Several years after it halted the expansion of its operation in the country, one of the world’s leading producers of consumer goods, Unilever, has renewed its investment drive in Nigeria with an expansion strategy that is billed to inject about $150 million (N24 billion) into a new plant.
Discussions on the new investment have already commenced, and the new plant is expected to come on stream before the end of the year.
Global Chief Executive Officer (CEO) of Unilever, Paul Polman, who fielded questions from journalists at the sidelines of the “University for a Night 2014” which held recently in New York City, United States of America, described Nigeria as an attractive economy with a great investment potential that is irresistible.
University for a Night brought together leaders around the world, who converged on Gotham Hall, Broadway, New York City, to share ideas and inspiration on how to work together in an effort to overcome poverty and create a more sustainable and prosperous world.
The major hallmark of the night was the presentation of the David Rockefeller Bridging Leadership Awards to Polman; Nigeria’s Coordinating Minister for the Economy and Minister of Finance, Dr. Ngozi Okonjo-Iweala; and Governor of the State of Para, Brazil, Simao Jatene.
According to Polman, with its impressive economic growth, a huge reservoir of human and material resources, and its recent emergence as Africa’s biggest economy, any investor who is not presently in Nigeria or making an inroad would be missing a great deal.
During his maiden visit to the country as CEO in 2010, the Unilever CEO had said although “Nigeria is not an easy environment because of the various challenges with infrastructure, etc, but what we do as a business is to identify where we are and what we can do to make it better”.
Giving more insight into the planned $150 million investment for the new plant, he said discussions had progressed speedily with top Nigerian officials, including Okonjo-Iweala.
Commenting on Okonjo-Iweala, a co-honouree of the David Rockefeller Bridging Leadership Awards, Polman described the minister as highly deserving of the award, saying that she is a highly respected, passionate professional and global figure, with great leadership qualities who is desirous of impacting positively on the lives of people, especially the poor.
Having worked together with her at different global fora, Polman said he could attest to the minister’s passion to work for a better world, adding that Nigeria was fortunate to have a consummate technocrat, achiever and humanist like the minister.
In her remarks before presenting the award, the Chair of David Rockefeller Foundation, Peggy Dulany, said the choice of Okonjo-Iweala was deserving, having followed her track record and efforts to touch the lives of the poor both at the global level and presently in Nigeria where she initiated specific intervention programmes to tackle poverty and create jobs.
Dulany, who is the great, great granddaughter of the famous American billionaire philanthropist, John D. Rockefeller, said deciding on the awardees was not an easy task as those who eventually emerged were people with proven track record in tackling poverty.
The foundation supports initiatives in more than 30 countries and regions.

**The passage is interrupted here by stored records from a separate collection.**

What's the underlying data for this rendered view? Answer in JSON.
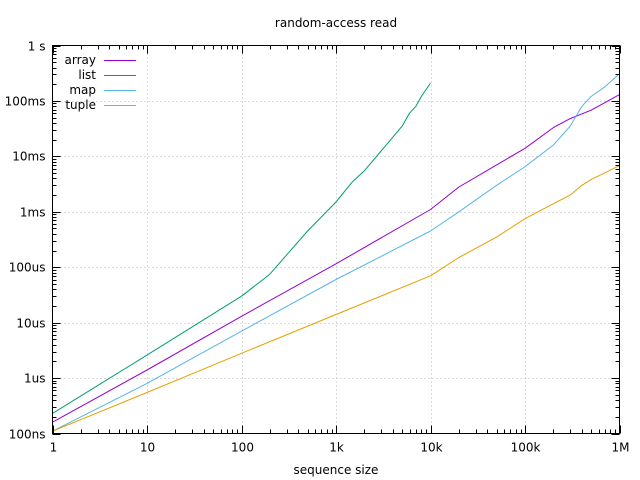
{
  "chart_data": {
    "type": "line",
    "title": "random-access read",
    "xlabel": "sequence size",
    "ylabel": "",
    "x_scale": "log",
    "y_scale": "log",
    "xlim": [
      1,
      1000000
    ],
    "ylim": [
      1e-07,
      1
    ],
    "grid": true,
    "legend_position": "top-left",
    "x_ticks": [
      {
        "value": 1,
        "label": "1"
      },
      {
        "value": 10,
        "label": "10"
      },
      {
        "value": 100,
        "label": "100"
      },
      {
        "value": 1000,
        "label": "1k"
      },
      {
        "value": 10000,
        "label": "10k"
      },
      {
        "value": 100000,
        "label": "100k"
      },
      {
        "value": 1000000,
        "label": "1M"
      }
    ],
    "y_ticks": [
      {
        "value": 1e-07,
        "label": "100ns"
      },
      {
        "value": 1e-06,
        "label": "1us"
      },
      {
        "value": 1e-05,
        "label": "10us"
      },
      {
        "value": 0.0001,
        "label": "100us"
      },
      {
        "value": 0.001,
        "label": "1ms"
      },
      {
        "value": 0.01,
        "label": "10ms"
      },
      {
        "value": 0.1,
        "label": "100ms"
      },
      {
        "value": 1,
        "label": "1 s"
      }
    ],
    "series": [
      {
        "name": "array",
        "color": "#9400d3",
        "x": [
          1,
          10,
          100,
          1000,
          10000,
          20000,
          50000,
          100000,
          200000,
          300000,
          500000,
          1000000
        ],
        "y": [
          1.6e-07,
          1.4e-06,
          1.3e-05,
          0.000115,
          0.0011,
          0.0028,
          0.007,
          0.014,
          0.033,
          0.048,
          0.068,
          0.13
        ]
      },
      {
        "name": "list",
        "color": "#009e73",
        "x": [
          1,
          10,
          100,
          200,
          500,
          1000,
          1500,
          2000,
          3000,
          5000,
          6000,
          7000,
          8000,
          10000
        ],
        "y": [
          2.3e-07,
          2.6e-06,
          3e-05,
          7.5e-05,
          0.00045,
          0.0015,
          0.0035,
          0.0055,
          0.0125,
          0.035,
          0.06,
          0.08,
          0.12,
          0.21
        ]
      },
      {
        "name": "map",
        "color": "#56b4e9",
        "x": [
          1,
          10,
          100,
          1000,
          10000,
          20000,
          50000,
          100000,
          200000,
          300000,
          400000,
          500000,
          700000,
          1000000
        ],
        "y": [
          1.1e-07,
          8e-07,
          7e-06,
          6e-05,
          0.00045,
          0.001,
          0.003,
          0.0065,
          0.016,
          0.035,
          0.08,
          0.12,
          0.18,
          0.31
        ]
      },
      {
        "name": "tuple",
        "color": "#e69f00",
        "x": [
          1,
          10,
          100,
          1000,
          10000,
          20000,
          50000,
          100000,
          200000,
          300000,
          400000,
          500000,
          1000000
        ],
        "y": [
          1.1e-07,
          5.5e-07,
          2.8e-06,
          1.4e-05,
          7e-05,
          0.00015,
          0.00035,
          0.00075,
          0.0014,
          0.002,
          0.003,
          0.0038,
          0.0068
        ]
      }
    ]
  }
}
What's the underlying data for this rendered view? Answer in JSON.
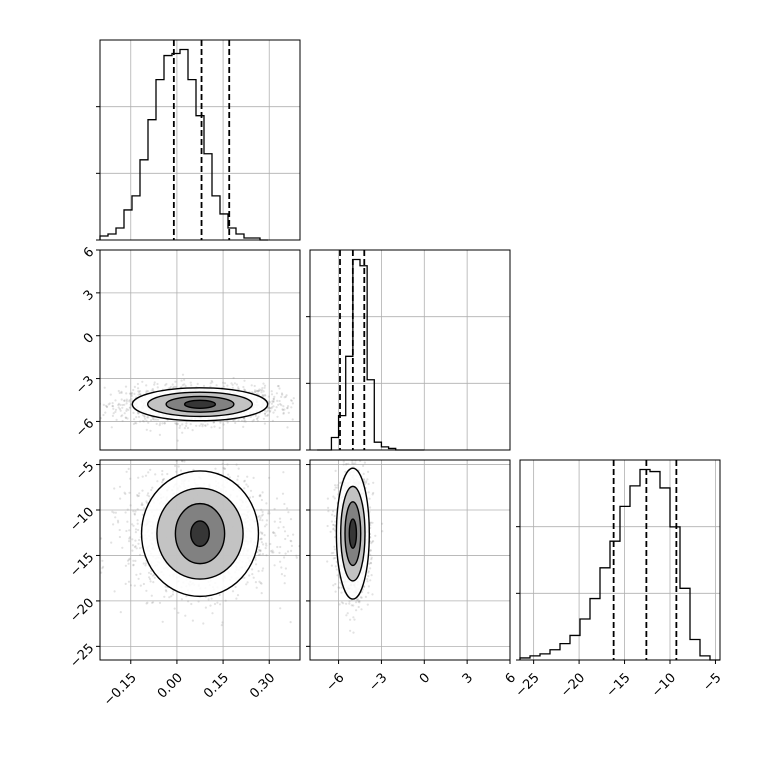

It has staff and representatives in Africa, Europe, Middle East and Latin America.
Reacting to the David Rockefeller Bridging Leadership award, Okonjo-Iweala, who said she was humbled by the conferment, noted that she was dedicating it to Nigeria, just as her co-awardee, Polman dedicated his to Unilever.
The minister noted that although Nigeria had recorded impressive economic growth, it was faced with some challenges, including a high rate of unemployment, poverty and high income disparities, which she said the President Goodluck Jonathan administration is addressing through various initiatives, including the Youth Enterprise With Innovation in Nigeria (YouWiN), Graduate Internship Programme (GIP), and the Subsidy Reinvestment and Empowerment Programme ((SURE-P), among others.
On how she felt about the award, the minister said: “Well, it means a lot to me. Of course, it is a very wonderful gesture; recognition that came as a surprise and it is good to be in a company like this. So I feel very honoured, very humbled, but I am also happy for Nigeria that we have this kind of recognition.”
Commenting on the award coming immediately after the rebased gross domestic product (GDP), which catapulted Nigeria to the top spot as Africa’s largest economy, the minister said the emergence of Nigeria as the largest economy had nothing to do with it (the award).
“They had almost six months ago actually informed me I was going to get this award. The fact that Nigeria is the largest economy is a separate issue,” she said, adding that Nigeria’s new status was not in doubt as confirmed by relevant global bodies, including the World Bank.
She also expressed joy over the new investment drive by Unilever, pointing out that this would create more jobs for the youths and stimulate growth.